Religious schools raise alarm on hiring rules
Religious schools are urging the government not to remove protections for faith-based educators from the Sex Discrimination Act, faith leaders warning religious education is under threat.
Faith-based schools have urged Labor to safeguard the right to hire teachers who share their spiritual beliefs ahead of a report this week that will recommend the removal of key protections from the Sex Discrimination Act, reigniting a fraught national debate over religious freedoms.
The Australian understands the Australian Law Reform Commission will recommend the removal of Section 38 from the SDA in its entirety in a report that is due to be tabled no later than Thursday. This outcome would be in keeping with the proposal contained in its January 2023 consultation paper.
An alliance of the nation’s most senior spiritual leaders warned Labor last year the removal of the exemptions in Section 38 would prevent schools from preferencing the employment of teachers who shared their beliefs and spiritual outlook.
Islamic, Jewish and Christian leaders said this would place the future of religious education in Australia under threat.
Mark Spencer, director of public policy for Christian Schools Australia, told The Australian on Sunday that “we need the ability to employ staff who share our beliefs and that includes our beliefs around gender, sexuality and marriage”. He warned the removal of the protections in Section 38 of the SDA would “create a massive problem for Christian schools” and risk setting up a “lawyers’ picnic”.
The Coalition’s attempts to legislate protections for religious communities after the 2017 same-sex marriage vote were pulled from the former parliament following a backbench revolt over concerns about the treatment of gay and transgender people by religious schools.
Ahead of the election, Anthony Albanese promised Labor would introduce its own religious discrimination bill.
In November that year, Attorney-General Mark Dreyfus tasked the ALRC with looking at how to shield students and teachers against discrimination on the basis of their sexual orientation or gender identity, while also ensuring educational institutions could maintain their “religious ethos”.
The current exemptions in section 38 of the SDA allow religious education institutions, when hiring, to preference teachers who are of the same faith as the school. They also allow schools to insist that students adhere to the doctrines, tenets, beliefs and teachings of a particular religion.
But they have created controversy because they are expressed by way of exemptions, allowing schools to lawfully “discriminate” on the basis of an individual’s sex, sexual orientation, gender identity or relationship status in limited circumstances.
The Australian has been informed the ALRC report will recommend the removal of the exemptions from the SDA, but propose a future religious discrimination bill provide new protections allowing schools to maintain their spiritual character.
A spokeswoman for Mr Dreyfus made clear the ALRC report would not necessarily reflect the position of the government, saying only that Labor was “considering the Australian Law Reform Commission’s report”.
There are also grave concerns that any new protections in a future religious discrimination bill would only allow schools to preference staff in roles where the observance or practice of religion was genuinely a part of the role – such as religious education.
Schools remain worried they could lose their ability to preference the hiring of teachers on religious grounds when it came to essential subjects such as maths, science, history and English.
Opposition legal affairs spokeswoman Michaelia Cash told Sky News there was a risk that “religious schools will not be able to conduct themselves in accordance with their values”.
Executive Officer for the Australian Association of Christian Schools, Vanessa Cheng, said that a new religious discrimination bill would not be as effective if it was accompanied by the removal of the exemptions in Section 38 the SDA.
She argued there was a risk that, if the exemptions were removed, the SDA and a future religious discrimination bill could act in competition with one another.

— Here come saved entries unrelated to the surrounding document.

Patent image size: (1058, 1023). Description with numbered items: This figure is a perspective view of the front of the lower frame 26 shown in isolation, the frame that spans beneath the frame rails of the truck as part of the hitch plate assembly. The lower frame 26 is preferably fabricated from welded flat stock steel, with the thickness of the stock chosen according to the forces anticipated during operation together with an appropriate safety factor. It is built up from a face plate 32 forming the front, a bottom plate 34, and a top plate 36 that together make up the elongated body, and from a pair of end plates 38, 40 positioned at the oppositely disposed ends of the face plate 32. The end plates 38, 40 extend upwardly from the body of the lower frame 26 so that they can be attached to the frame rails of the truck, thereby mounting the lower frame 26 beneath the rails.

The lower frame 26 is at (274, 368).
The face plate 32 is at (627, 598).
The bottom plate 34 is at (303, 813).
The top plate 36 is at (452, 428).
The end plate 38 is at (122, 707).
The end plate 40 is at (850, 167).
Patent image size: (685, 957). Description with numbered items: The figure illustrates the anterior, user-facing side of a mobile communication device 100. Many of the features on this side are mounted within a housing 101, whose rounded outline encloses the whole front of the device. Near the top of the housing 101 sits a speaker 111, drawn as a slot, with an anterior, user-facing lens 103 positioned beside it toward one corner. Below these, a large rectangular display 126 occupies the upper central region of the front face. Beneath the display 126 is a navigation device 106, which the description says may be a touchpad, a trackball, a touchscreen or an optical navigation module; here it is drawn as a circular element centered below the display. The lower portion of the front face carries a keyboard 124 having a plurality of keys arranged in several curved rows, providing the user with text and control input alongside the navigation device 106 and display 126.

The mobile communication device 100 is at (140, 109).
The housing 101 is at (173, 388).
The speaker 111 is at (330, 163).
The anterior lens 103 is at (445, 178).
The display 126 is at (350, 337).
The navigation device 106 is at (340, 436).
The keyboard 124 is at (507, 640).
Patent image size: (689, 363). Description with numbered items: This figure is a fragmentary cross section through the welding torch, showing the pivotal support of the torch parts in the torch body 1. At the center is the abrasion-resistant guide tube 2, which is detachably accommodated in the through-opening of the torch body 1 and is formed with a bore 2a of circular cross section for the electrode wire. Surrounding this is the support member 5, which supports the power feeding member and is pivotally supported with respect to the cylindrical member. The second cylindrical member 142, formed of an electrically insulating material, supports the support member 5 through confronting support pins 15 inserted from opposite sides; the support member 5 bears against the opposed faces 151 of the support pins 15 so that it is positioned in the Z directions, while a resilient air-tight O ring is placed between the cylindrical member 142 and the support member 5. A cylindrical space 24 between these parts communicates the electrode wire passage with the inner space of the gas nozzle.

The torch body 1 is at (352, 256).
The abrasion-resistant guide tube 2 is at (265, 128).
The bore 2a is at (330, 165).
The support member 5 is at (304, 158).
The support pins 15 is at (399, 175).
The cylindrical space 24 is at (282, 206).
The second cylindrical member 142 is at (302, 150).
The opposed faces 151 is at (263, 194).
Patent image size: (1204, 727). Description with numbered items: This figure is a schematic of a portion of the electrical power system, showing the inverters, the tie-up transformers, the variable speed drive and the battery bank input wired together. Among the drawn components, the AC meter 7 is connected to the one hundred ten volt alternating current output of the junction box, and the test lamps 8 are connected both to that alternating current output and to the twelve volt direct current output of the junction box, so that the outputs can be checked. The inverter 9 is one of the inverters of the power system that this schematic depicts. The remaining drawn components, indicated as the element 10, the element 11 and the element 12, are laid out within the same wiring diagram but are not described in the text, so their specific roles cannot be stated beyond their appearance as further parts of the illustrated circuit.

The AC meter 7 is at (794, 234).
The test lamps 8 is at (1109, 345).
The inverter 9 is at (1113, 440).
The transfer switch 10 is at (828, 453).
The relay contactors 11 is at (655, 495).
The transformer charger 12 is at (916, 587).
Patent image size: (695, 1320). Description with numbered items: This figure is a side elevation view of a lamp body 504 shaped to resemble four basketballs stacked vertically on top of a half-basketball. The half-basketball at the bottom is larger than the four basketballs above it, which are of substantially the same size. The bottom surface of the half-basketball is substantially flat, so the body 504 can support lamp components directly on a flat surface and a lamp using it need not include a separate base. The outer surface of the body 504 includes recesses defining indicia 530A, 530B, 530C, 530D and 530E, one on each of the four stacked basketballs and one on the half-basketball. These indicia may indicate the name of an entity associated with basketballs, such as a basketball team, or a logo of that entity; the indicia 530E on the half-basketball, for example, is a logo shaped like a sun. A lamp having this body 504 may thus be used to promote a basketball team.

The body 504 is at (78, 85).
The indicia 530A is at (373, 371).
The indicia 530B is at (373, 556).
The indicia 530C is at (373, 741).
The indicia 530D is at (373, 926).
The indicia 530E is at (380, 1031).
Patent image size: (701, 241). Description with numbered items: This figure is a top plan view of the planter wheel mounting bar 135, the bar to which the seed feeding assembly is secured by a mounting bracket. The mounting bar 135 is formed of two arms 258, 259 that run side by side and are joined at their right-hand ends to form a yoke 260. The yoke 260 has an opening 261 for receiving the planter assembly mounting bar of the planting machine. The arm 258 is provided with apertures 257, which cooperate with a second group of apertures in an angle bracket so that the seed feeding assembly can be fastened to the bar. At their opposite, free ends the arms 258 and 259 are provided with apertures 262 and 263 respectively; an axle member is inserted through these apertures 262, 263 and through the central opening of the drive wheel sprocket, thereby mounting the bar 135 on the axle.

Ms Cheng said it would be less clear when a school was exercising its rights to preference staff on religious grounds, leaving faith-based educators more open to claims of sexual discrimination.
“At the end of the day, schools want to focus on education and not litigation. And we don’t want to be tied up in the courts defending claims because there is confusion about whether we are preferencing them (teachers) on their religious affiliation,” she said.
Mark Fowler, Principal at Fowler Charity Law, warned the removal of the exemptions in Section 38 would place “inordinate emphasis on the distinction between direct and indirect discrimination”.
Section 7B of the SDA allows for “indirect” discrimination where “reasonable” and “proportionate”. This section makes clear that it is possible to impose a condition, requirement, or practice that is likely to disadvantage a person with a “protected attribute” – so long as this condition can be shown to be “reasonable in the circumstances”.
The potential disadvantage would also need to be “proportionate to the result sought by the person who imposes … the condition, requirement or practice”.
Following the removal of the exemptions in Section 38, Section 7B would become more important in determining discrimination cases brought under the SDA. Professor Fowler said that both the “reasonableness and proportionality tests are notoriously imprecise.”
“Judicial convictions as to what is ‘proportionate’ and ‘reasonable’ may well admit of significant variation,” he said.
He also said the imprecise boundary between what constituted indirect and direct discrimination was widely recognised overseas and, in Canada, the Supreme Court had moved towards a greater reliance on exemptions – the opposite approach of what the ALRC had proposed – to better navigate this complexity.